Estimation of social costs attributable to blood lead levels above 20 μg Pb/L
Social costs of IQ decrement were valued by calculating lifetime earning loss per person. We used the estimated lifetime value of 1 IQ point reported by Bellanger et al. [25] as a basis. In this publication, the authors used the life time value of 1 IQ point that was calculated for France in 2008 based on data from the US by Pichery et al. [26] (€ 17,363) and adjusted it for differences in purchasing power to derive an estimate for other countries. As such, the Belgian lifetime value of 1 IQ point was estimated at € 16,458. Based on the harmonised index of consumer prices (https://ec.europa.eu/eurostat/web/hicp/data/database) this value was adjusted for inflation, which results in an estimated lifetime value of 1 IQ point of € 19,464 for Belgium in 2018.

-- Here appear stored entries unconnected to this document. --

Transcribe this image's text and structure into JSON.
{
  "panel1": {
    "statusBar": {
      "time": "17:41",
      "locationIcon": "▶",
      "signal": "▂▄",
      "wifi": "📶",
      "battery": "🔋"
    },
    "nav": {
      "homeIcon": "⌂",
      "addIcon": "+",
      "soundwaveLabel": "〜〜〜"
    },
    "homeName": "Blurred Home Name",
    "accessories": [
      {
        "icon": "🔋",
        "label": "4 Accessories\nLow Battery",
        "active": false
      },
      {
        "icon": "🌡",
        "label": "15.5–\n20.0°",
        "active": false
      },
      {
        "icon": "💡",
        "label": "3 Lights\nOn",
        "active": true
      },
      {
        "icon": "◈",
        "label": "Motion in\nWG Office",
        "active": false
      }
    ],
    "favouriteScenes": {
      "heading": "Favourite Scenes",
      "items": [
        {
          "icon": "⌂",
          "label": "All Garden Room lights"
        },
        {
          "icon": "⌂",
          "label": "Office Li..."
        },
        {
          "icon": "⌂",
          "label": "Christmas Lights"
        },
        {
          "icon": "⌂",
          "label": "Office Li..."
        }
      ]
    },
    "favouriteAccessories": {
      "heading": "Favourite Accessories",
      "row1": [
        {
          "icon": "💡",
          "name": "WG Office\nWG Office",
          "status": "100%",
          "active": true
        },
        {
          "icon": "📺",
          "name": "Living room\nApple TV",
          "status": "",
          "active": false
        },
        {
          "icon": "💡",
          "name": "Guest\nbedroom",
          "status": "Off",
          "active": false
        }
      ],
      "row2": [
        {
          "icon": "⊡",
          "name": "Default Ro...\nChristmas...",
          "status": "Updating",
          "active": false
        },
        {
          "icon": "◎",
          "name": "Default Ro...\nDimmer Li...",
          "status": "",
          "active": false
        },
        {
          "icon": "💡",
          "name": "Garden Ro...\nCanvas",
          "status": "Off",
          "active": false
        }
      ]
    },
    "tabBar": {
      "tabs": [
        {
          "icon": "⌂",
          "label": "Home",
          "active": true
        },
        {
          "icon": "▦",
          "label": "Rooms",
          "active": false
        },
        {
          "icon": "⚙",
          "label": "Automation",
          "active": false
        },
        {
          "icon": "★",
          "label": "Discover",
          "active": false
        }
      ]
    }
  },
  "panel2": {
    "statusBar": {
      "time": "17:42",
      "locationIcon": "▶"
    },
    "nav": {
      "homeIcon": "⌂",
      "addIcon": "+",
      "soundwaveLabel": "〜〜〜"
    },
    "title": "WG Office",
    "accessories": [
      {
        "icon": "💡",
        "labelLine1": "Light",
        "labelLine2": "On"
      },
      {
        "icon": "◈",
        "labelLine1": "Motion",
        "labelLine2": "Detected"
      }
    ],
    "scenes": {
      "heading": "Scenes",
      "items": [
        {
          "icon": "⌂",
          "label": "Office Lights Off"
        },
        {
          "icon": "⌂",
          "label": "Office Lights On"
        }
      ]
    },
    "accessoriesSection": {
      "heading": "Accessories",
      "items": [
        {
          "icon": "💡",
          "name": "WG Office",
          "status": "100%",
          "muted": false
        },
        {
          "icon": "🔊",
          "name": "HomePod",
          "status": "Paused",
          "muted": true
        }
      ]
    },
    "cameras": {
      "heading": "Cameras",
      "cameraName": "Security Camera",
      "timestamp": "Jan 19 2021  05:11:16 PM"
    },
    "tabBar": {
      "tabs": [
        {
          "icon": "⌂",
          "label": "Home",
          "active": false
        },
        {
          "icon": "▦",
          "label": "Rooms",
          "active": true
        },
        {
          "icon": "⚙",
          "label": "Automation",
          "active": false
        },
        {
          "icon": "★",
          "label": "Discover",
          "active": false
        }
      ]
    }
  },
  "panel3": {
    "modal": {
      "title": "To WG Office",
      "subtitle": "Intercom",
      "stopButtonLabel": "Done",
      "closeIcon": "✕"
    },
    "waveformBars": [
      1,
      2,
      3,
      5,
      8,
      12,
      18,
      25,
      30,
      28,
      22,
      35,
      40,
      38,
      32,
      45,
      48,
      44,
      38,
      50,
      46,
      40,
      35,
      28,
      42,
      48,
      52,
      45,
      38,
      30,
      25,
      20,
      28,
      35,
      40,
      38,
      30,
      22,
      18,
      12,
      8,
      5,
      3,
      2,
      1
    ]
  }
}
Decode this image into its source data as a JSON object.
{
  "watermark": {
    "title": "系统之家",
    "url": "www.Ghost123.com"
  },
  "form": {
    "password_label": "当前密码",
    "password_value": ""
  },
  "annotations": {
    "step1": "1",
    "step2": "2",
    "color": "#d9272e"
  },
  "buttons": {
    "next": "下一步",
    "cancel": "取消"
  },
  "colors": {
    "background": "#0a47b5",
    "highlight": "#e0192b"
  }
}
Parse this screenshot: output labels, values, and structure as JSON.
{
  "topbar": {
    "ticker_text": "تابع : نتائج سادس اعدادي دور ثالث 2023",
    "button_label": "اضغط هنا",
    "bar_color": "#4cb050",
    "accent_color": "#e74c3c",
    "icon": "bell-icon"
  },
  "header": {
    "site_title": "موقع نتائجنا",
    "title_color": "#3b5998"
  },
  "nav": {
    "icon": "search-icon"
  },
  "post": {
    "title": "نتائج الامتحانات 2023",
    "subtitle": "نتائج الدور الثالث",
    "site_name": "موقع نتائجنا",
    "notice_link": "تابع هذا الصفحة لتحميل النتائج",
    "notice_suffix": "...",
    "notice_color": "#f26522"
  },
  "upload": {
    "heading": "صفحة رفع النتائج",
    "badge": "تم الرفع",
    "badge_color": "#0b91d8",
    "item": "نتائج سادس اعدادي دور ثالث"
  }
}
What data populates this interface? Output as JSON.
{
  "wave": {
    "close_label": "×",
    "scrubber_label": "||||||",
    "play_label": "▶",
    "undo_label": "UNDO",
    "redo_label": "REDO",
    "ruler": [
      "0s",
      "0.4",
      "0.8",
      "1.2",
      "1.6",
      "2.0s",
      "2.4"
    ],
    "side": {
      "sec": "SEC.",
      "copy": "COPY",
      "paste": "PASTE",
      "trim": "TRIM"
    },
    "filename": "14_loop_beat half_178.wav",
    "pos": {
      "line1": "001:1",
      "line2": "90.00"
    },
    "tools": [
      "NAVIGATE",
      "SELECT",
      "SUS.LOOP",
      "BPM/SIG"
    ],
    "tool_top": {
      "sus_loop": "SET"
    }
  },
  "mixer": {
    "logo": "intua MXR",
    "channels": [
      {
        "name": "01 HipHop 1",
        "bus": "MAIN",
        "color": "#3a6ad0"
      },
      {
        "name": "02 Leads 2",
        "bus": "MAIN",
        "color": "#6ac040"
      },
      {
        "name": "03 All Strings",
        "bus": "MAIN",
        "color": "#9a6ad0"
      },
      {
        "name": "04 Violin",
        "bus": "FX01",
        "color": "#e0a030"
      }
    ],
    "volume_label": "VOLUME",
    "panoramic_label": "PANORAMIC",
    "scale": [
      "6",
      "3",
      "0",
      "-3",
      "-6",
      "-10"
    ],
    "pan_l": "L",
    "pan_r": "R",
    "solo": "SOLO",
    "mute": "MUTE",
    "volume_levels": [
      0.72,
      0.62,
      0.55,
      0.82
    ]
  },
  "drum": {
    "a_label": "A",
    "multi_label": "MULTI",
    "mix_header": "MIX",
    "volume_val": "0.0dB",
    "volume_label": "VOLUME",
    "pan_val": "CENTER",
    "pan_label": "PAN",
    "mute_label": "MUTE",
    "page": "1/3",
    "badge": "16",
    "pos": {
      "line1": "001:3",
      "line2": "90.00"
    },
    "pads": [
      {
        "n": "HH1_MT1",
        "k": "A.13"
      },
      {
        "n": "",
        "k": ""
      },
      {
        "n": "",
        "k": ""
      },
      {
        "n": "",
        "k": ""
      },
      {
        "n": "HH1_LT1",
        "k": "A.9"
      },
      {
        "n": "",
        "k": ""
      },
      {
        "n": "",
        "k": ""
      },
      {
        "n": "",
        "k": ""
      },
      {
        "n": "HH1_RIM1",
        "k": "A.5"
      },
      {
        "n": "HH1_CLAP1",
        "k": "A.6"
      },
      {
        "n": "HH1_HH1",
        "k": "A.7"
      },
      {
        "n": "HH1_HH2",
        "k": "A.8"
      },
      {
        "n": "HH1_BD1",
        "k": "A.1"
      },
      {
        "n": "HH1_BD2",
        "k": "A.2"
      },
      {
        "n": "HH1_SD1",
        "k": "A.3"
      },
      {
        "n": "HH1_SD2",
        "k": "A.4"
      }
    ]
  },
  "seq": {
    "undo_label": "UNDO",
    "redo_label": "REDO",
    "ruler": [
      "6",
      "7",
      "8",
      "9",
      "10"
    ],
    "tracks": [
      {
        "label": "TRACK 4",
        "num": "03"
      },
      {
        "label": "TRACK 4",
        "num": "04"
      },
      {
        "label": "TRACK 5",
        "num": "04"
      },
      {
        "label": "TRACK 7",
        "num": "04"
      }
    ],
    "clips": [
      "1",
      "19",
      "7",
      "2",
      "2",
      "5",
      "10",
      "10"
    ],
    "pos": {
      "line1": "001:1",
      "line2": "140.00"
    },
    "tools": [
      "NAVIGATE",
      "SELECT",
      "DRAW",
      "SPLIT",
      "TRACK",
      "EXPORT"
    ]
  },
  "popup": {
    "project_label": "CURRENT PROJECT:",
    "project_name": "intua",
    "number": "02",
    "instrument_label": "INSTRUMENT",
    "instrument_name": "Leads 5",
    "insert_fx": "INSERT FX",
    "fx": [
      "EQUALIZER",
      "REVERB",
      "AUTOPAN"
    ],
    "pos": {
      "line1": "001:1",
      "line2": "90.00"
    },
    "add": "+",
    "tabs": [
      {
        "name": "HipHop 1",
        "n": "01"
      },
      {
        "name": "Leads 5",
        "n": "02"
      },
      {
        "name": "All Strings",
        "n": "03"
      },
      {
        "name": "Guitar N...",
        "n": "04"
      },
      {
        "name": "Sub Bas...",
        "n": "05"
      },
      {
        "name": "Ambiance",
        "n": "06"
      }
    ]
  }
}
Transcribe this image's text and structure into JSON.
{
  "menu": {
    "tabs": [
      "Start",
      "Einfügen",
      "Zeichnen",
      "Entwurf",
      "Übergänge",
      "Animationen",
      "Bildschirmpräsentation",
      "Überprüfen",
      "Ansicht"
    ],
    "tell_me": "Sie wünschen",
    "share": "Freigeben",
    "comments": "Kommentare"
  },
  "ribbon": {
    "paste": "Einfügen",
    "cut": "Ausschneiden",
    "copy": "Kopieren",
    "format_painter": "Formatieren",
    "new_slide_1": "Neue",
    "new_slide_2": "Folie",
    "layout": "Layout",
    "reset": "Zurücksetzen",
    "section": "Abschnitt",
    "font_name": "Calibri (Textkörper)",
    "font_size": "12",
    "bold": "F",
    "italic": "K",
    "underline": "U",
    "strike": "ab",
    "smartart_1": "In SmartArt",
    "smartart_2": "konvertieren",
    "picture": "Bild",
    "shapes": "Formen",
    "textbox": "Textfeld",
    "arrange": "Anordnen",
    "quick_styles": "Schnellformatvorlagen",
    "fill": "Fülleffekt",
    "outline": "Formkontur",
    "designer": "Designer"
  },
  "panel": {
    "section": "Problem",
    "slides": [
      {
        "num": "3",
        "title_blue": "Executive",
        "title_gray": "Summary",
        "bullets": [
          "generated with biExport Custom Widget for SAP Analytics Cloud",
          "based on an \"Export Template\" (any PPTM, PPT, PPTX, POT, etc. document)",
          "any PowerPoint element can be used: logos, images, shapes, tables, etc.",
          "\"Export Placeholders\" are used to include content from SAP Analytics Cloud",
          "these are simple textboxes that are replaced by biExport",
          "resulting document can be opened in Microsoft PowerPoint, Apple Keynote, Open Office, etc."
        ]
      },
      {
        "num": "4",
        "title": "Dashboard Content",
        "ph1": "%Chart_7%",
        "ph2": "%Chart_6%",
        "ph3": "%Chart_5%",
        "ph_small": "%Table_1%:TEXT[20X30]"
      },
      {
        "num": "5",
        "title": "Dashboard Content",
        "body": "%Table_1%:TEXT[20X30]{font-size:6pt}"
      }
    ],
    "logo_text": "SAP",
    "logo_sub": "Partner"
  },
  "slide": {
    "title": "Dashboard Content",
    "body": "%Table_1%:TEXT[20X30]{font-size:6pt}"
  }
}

It shall be noted that this estimate is mainly based on studies carried out in the United States [22, 27],so we assumed that differences in lifetime incomes are the same in Europe which is not necessarily true. Adjustment for differences in purchasing power parity has been included to take this issue partially into account. As we focused on lifetime earnings only, our estimate is probably an underestimate of the total benefits of Pb control. We did not consider direct medical costs linked to treatment or interventions for children with neurodevelopmental disorders, costs related to special education or additional years of schooling for children as a consequence of these disorders [25]. Furthermore, our estimate is an underestimate of total costs attributable to Pb exposure, as we did not consider e.g. cardiovascular effects.